Medidata reflects on how clinical trials have evolved over the past year, as well as emerging patterns and drivers of change for the coming year. Paul O’Donohoe and Fiona Maini from Medidata explain.
1. The future of clinical trials is decentralised
Decentralised clinical trials, described as the ‘new normal’ in clinical research, harness remote technologies to enable patients to participate in clinical trials from their home or preferred location, thus decreasing patient burden and offering greater flexibility. With Covid-19 lockdowns threatening to halt the progression of clinical trials, the increase in decentralised clinical trials enabled the continued progression of clinical research throughout the pandemic.
According to Paul O’Donohoe (Senior Director, eCOA Product and Science at Medidata): “Covid-19 shed a light on the benefits of implementing more flexible solutions to ensure study teams have robust systems which can be adapted to rapidly changing conditions, while ensuring patient burden is minimised. The future of clinical trials is flexible decentralisation, with well-designed solutions improving the quality of clinical trials while allowing us to be meaningfully patient centric.”
“As we move into this new year and beyond, I believe that industry technological transformation is going to continue,” says Fiona Maini (Principal – Global Compliance and Strategy at Medidata). She continued: “Some technologies allowing trials to be decentralised have been around for a while and the pandemic emphasised the availability of these established technologies and processes and the necessity to further leverage them going forward.”
2. Data collection and analysis will be increasingly integrated
Going forward, the powerful combination of remote data capture and cloud-based data and imaging analytics will reach its full potential. Over half of clinical trials already involve medical imaging. As this becomes even more widespread, cloud-based imaging management platforms will optimise workflows and improve data quality.

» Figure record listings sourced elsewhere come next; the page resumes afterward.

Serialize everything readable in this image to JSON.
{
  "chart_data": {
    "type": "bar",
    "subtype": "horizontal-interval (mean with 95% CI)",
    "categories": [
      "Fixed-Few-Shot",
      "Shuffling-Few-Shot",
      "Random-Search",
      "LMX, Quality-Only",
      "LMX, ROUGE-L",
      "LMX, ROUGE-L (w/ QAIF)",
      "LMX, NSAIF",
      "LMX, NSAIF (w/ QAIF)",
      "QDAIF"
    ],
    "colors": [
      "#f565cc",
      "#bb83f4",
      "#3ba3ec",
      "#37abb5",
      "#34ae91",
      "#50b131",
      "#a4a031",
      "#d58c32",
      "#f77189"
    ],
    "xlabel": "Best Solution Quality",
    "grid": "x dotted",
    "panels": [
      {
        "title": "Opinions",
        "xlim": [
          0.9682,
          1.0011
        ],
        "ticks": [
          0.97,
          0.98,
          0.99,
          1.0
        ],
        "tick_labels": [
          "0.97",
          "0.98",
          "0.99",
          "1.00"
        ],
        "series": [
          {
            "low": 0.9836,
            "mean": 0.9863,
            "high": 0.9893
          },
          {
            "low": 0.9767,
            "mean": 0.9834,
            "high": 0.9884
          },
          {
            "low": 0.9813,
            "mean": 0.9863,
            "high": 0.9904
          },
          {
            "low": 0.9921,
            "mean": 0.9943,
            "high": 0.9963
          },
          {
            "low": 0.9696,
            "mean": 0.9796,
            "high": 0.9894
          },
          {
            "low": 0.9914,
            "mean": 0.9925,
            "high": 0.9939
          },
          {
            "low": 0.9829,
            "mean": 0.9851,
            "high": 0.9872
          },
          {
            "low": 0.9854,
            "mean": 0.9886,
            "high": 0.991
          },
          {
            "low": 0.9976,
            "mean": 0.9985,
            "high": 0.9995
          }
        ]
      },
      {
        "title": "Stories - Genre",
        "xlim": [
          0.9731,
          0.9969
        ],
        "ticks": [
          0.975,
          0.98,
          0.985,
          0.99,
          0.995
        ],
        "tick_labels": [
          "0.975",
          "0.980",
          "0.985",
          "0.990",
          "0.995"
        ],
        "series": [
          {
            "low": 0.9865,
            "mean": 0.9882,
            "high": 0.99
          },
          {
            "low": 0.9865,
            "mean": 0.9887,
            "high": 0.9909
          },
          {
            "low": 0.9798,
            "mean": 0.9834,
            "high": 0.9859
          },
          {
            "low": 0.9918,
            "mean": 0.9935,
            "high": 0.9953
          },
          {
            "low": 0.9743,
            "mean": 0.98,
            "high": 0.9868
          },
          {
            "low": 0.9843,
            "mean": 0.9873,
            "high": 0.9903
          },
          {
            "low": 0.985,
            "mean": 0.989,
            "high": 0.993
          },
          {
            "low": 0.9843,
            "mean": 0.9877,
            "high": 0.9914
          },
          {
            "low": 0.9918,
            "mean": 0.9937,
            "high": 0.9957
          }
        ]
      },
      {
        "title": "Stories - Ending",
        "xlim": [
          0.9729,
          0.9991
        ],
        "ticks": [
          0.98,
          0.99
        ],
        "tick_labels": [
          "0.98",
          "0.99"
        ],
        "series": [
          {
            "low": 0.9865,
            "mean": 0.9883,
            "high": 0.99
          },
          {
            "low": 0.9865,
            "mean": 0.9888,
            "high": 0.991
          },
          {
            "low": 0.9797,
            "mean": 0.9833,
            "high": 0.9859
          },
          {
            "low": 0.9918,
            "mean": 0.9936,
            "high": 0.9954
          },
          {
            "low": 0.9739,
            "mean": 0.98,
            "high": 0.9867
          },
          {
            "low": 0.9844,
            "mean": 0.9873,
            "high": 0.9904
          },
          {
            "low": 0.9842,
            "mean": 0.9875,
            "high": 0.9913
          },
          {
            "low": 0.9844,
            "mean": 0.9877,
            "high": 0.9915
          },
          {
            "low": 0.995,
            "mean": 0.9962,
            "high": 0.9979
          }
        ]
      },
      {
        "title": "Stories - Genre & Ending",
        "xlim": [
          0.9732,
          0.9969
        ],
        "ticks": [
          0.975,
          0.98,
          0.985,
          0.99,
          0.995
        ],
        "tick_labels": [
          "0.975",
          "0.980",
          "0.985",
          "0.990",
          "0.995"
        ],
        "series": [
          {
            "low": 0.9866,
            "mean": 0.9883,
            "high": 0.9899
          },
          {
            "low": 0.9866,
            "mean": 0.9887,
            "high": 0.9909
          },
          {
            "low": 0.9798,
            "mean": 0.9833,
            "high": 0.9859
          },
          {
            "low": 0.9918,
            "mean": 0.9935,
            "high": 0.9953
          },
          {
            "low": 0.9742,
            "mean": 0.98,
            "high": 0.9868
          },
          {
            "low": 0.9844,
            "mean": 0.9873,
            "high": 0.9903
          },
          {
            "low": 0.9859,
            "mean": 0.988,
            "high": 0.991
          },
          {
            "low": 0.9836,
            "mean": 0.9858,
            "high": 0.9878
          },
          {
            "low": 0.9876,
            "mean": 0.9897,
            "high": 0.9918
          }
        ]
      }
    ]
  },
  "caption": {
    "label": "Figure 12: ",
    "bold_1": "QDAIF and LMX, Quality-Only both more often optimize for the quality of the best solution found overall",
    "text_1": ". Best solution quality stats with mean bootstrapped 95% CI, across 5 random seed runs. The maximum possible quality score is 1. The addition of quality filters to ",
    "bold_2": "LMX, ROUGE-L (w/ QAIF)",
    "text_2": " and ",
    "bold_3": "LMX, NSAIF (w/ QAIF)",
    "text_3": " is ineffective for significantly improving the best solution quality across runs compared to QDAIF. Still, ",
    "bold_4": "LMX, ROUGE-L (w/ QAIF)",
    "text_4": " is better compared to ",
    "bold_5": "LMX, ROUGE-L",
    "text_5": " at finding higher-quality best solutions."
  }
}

3. Key watchwords are efficiency, security and accessibility
By reducing the manual workload of both data collection and analysis, trials become more efficient, freeing up time and resources. Highly secure, cloud-based and AI-driven technologies will ensure the secure storage of trial data and transform safety procedures will real-time AI monitoring of participants’ wellbeing. Patients are empowered to enrol in trials from the safety and comfort of their own homes, reducing the traditional barriers to access such as the time and expense of travel.
“It’s important to remember that we’ve been decentralising aspects of clinical trials for decades,” states O’Donohoe. “The use of Electronic Clinical Outcome Assessments (eCOA), where the patient provides data on symptoms via their own smartphone or computer, has long allowed us to capture vital data on the patient experience outside of clinical sites. Today’s decentralised trials are enabling the industry to become more flexible in delivering those trials, allowing it to shift an increasing number of trial tasks to locations that are more convenient for patients. DCTs have played an important role in reducing burden and barriers of entry previously hindering patients from partaking in trials. Trials are becoming more efficient, and patients are empowered to enrol in clinical trials from the safety and comfort of their own homes – with less or no travel to sites, and with new engaging ways of monitoring patients during trials.”
Maini comments that, as a result of the wider adoption of technology, “the industry is able to increase the pool of participants, trials are becoming more accessible and are reaching more patients. Wider adoption of technology also increases diversity in clinical trials, leading to better treatments and enables trials to reach patients with specific rare diseases.”
Biographies
Paul O’Donohoe is Scientific Lead, eCOA and Mobile Health at Medidata. He is responsible for developing the company’s scientific expertise for electronic clinical outcome assessments and mobile health in clinical trials and supports internal teams and Sponsors around the implementation of industry and regulatory best practices when using eCOA.
For the past 20 years, Fiona has been providing advisory services consulting within the pharmaceutical arena and mobile health technologies for Clinical Trials. Currently Principal for Global Compliance and Strategy at Medidata, she is also active in the EU Artificial Intelligence Alliance and ACRO Working Party on Virtual Trials.